Documentário de Jacinto Godinho retrata a Vigília que foi “um gesto de liberdade” e “um sinal muito evidente” do fim do regime
No documentário Um gesto de liberdade. “Guerra e Paz” na Capela do Rato, da autoria de Jacinto Godinho, jornalista da RTP e investigador do ICNOVA, e de Carlos Oliveira, repórter de imagem da RTP, retrata-se a Vigília sobre a qual passam agora 50 anos.
Este trabalho jornalístico foi desenvolvido em investigação conjunta com a Comissão Comemorativa 50 anos 25 de Abril, e será transmitido na RTP 1 a 9 de janeiro, às 22h30. No dia 10, pelas 18h, têm lugar no auditório da Fundação Arpad Szenes-Vieira da Silva a apresentação pelo autor e a projeção do mesmo documentário, seguidas de uma conversa moderada pelo jornalista António Marujo, na qual participam José Galamba de Oliveira, João Ferro Rodrigues e Joana Rigato.
A voz dos protagonistas
Partindo do desafio de encontrar uma “linha interpretativa” que garantisse um “ponto de equilíbrio” que correspondesse às expectativas de especialistas e participantes, assegurando, ao mesmo tempo, que a história chegava a públicos que desconhecem esse momento histórico, Jacinto Godinho optou por falar deste protesto contextualizando-o na designada oposição católica progressista ao Estado Novo. Fê-lo dando voz a alguns dos seus principais rostos. “O fio condutor da história é dado por dois dos principais protagonistas deste movimento, Nuno Teotónio Pereira e Luís Moita, através de entrevistas inéditas”, explica o jornalista.

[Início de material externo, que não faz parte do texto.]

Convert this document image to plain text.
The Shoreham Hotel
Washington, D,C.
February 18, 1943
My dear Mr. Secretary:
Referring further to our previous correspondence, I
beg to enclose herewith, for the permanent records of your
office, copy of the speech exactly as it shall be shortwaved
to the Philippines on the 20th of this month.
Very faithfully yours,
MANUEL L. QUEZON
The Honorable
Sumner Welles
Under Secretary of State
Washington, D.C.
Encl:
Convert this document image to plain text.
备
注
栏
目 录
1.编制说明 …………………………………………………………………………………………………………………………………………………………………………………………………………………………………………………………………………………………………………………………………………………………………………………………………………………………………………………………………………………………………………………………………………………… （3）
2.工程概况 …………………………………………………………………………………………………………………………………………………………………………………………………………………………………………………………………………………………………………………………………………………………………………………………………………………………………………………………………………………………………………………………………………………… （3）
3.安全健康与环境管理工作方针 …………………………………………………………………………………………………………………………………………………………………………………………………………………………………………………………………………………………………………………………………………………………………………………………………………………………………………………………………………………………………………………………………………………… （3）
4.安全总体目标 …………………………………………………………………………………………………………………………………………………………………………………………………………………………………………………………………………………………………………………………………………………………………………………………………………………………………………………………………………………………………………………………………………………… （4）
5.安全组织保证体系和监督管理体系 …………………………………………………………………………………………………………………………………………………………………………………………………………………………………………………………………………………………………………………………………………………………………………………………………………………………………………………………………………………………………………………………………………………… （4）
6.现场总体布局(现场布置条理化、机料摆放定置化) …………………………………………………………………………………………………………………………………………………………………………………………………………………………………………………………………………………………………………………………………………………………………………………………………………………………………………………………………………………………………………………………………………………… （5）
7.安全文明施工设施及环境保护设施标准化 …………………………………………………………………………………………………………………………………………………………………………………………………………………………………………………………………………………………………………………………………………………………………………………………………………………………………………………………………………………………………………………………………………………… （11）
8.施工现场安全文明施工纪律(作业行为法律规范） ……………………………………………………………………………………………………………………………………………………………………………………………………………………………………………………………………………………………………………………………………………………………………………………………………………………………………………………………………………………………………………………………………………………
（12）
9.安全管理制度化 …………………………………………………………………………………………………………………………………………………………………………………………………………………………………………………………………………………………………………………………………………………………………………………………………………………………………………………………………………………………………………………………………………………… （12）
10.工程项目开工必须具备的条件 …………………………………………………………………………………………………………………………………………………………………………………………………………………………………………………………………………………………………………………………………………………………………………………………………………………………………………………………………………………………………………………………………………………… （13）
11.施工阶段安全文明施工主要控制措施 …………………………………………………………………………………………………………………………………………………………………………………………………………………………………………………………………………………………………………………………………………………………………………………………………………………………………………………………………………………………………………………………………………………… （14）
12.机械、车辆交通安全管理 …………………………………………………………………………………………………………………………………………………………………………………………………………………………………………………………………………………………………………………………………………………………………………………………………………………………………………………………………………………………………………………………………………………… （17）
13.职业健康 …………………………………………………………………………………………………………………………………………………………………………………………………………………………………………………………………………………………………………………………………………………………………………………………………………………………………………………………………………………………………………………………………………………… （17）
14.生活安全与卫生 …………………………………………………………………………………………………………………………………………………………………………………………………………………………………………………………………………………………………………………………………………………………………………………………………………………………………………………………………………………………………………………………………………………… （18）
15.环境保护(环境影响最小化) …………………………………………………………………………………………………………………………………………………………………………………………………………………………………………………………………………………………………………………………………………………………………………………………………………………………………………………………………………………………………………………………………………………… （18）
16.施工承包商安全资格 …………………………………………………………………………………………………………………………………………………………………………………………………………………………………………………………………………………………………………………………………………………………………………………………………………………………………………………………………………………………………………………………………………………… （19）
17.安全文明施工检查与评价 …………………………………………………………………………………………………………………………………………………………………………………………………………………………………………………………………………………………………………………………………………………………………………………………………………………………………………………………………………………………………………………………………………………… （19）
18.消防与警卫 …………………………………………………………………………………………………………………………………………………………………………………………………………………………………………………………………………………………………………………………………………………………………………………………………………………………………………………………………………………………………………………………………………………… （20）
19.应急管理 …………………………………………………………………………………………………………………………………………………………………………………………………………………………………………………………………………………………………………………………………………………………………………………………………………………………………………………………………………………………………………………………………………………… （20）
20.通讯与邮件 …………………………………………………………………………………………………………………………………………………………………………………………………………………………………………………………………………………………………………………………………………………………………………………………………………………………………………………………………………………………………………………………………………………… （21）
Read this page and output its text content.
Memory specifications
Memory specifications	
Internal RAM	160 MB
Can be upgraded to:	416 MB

Às suas visões juntam-se as de mais de uma dezena de outros entrevistados, incluindo protagonistas, que regressaram à Capela do Rato para recordar este episódio organizado no último dia do ano de 1972 por um grupo de jovens católicos, num esforço para que “todas as visões estivessem retratadas e respeitadas”, incluindo sobre o papel das Brigadas Revolucionárias no protesto.
“Aquela Vigília permanece alvo de alguma polémica. A junção que existiu entre um grupo de cristãos que desenvolve e planeia uma ação de contestação, o ter-se aliado às Brigadas Revolucionárias, ainda gera divisão. Parte dos organizadores não sabia da ligação, e, quando soube, abriu-se uma ferida que ainda hoje não sarou. Houve, como diz um dos entrevistados, uma organização de conjunto entre Deus e o Diabo que muitos não aceitam”, acrescenta.
A sua expectativa é a de que este documentário “possa, em simultâneo, preservar parte dos acontecimentos do passado, e prolongar o debate sobre o tema, não encerrá-lo.”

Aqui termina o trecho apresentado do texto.